Arnold Mkhabela of Mkhabela Attorneys denied that they had withheld Radebe's money.

He also denied that he had entered into a contingency agreement with Beauty Radebe, adding he will deduct his fees from the compensation.

Mkhabela said his law firm had approached Absa Bank to open a trust account for Radebe.

He said the process takes a while and he could not say when it would be finalised.

Absa has agreed to handle Radebe's matter, but his office still had to approach the court about their recommendation, Mkhabela said.

He denied his firm would send Radebe to a home.

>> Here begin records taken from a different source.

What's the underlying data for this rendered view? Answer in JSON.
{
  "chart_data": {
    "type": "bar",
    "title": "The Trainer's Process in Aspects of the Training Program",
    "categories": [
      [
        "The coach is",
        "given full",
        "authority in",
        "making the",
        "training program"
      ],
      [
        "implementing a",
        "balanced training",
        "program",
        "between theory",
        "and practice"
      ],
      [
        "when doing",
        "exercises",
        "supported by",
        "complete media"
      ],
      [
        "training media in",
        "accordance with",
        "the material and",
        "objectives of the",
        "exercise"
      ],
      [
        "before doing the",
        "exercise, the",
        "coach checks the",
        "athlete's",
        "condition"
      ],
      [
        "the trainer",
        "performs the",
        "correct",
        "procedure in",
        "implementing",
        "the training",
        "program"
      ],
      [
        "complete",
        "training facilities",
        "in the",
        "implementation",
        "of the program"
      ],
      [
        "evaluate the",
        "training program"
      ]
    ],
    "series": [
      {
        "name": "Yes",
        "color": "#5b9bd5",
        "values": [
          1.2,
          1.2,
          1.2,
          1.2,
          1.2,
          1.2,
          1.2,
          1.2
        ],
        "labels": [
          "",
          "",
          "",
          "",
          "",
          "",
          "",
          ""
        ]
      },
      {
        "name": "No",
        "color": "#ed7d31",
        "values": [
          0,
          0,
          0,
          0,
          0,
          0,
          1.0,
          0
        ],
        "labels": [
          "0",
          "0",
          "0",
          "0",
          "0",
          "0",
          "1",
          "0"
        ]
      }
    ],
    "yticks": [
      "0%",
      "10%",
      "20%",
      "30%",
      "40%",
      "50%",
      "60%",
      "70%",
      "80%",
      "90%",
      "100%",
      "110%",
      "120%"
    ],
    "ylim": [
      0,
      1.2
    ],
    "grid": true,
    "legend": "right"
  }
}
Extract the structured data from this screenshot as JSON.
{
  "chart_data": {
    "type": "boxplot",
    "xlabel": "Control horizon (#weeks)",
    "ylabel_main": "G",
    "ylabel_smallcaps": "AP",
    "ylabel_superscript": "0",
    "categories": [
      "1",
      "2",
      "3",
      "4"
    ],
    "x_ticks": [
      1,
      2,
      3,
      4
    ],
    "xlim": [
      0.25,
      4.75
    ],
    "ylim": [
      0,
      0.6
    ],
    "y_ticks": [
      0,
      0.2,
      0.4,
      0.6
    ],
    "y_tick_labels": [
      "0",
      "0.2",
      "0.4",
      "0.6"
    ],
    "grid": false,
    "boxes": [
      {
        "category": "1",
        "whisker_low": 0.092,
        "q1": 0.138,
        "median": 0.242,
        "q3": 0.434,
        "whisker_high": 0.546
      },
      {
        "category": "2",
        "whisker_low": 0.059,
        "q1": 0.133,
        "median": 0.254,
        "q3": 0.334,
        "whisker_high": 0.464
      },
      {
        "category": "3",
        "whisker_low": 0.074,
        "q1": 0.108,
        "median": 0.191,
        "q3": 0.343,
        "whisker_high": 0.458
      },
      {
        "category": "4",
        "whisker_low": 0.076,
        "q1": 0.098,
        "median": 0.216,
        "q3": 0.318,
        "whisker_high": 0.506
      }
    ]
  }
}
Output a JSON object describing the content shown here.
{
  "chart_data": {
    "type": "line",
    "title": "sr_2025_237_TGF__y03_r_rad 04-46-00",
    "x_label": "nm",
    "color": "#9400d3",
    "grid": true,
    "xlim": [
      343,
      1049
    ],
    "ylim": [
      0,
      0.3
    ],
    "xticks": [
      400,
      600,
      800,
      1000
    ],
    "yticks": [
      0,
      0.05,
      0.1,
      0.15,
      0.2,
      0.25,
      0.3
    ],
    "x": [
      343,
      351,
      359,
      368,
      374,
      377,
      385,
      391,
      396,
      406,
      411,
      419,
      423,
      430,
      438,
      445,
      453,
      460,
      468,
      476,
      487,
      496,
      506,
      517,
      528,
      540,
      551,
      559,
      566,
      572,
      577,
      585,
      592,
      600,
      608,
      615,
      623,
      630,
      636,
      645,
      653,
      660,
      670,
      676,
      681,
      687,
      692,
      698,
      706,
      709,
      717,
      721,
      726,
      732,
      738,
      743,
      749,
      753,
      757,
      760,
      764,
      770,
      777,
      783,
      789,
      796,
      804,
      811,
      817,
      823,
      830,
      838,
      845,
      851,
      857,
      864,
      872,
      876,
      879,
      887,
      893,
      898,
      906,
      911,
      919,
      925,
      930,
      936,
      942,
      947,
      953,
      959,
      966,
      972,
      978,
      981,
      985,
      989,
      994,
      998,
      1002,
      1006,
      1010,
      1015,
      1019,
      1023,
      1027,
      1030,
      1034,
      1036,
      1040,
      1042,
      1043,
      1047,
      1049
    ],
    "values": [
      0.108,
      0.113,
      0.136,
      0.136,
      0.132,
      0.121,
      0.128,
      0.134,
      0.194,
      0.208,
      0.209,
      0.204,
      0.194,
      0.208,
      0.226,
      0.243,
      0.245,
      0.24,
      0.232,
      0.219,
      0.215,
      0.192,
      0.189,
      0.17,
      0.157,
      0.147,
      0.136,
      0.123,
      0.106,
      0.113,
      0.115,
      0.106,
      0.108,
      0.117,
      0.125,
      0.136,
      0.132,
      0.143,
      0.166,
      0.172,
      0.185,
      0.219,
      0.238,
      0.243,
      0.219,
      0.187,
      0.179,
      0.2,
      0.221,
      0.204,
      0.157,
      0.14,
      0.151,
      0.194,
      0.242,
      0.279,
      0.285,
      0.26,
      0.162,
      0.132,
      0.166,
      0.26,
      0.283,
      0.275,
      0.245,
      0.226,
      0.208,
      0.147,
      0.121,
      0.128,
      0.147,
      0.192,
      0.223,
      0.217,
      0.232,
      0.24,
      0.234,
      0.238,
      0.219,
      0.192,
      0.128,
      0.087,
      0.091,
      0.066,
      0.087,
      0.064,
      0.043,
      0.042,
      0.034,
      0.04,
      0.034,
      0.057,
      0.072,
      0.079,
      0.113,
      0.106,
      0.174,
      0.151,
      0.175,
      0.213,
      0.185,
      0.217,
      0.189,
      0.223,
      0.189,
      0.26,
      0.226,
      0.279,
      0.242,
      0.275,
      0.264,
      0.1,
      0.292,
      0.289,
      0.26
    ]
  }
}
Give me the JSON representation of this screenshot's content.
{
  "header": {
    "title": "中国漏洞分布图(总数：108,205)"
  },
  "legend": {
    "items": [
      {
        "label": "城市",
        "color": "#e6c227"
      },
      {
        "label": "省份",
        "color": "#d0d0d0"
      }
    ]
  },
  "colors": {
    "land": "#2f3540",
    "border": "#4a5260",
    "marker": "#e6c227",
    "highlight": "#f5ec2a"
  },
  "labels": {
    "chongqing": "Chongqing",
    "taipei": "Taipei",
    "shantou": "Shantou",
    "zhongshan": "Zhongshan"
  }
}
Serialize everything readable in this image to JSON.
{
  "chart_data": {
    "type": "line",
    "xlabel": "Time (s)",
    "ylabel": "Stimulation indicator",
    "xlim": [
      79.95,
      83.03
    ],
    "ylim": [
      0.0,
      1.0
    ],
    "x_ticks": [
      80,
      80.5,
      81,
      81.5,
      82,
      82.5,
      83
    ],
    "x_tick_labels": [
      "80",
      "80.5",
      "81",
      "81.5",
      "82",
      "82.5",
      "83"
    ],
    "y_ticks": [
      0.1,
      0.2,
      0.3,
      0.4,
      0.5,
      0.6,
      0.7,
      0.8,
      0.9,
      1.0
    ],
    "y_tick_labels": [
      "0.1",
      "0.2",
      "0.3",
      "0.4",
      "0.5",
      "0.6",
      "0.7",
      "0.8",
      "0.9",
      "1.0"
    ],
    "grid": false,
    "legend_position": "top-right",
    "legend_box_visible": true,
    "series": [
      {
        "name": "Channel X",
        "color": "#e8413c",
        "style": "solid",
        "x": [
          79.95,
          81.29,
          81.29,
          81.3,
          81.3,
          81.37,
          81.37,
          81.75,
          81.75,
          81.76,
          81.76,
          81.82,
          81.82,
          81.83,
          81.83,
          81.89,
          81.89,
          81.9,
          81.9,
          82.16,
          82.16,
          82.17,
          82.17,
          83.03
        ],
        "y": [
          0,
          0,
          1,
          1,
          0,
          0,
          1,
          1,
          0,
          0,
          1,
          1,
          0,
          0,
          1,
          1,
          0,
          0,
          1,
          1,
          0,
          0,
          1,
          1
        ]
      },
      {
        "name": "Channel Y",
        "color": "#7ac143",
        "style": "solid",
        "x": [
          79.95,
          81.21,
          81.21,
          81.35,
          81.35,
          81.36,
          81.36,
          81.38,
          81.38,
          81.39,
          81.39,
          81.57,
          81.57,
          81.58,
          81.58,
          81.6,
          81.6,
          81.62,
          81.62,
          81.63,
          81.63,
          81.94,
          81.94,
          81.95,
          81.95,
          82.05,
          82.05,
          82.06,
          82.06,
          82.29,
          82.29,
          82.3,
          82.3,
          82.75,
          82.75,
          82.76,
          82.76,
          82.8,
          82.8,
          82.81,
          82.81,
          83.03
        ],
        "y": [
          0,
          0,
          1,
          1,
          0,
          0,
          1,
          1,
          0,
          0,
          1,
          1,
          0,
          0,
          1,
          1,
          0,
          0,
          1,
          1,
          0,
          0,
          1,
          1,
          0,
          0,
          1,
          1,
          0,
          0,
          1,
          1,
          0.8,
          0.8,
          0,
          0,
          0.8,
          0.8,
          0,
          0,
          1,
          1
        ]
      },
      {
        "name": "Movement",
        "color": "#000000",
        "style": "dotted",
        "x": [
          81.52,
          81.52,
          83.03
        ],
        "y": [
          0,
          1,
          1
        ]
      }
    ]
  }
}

"The doctors have recommended Godwin be admitted to a home that will take care of him, but he needs to be close to his mother and his current home is the best place for him," Mkhabela said.

He said two months ago, he asked Thulani, Radebe's brother, for a monthly budget, but there was no cooperation from the family.

Mkhabela said he was willing to give Godwin a monthly allowance and to buy him what he needed, as long as it was justifiable.

But when the Radebe family went to the lawyer' s office last Thursday with a list , they were given Absa Trust application forms to fill out themselves, Beauty Radebe said.

"Absa turned us away. They said it is our attorney's duty to complete the forms," she said.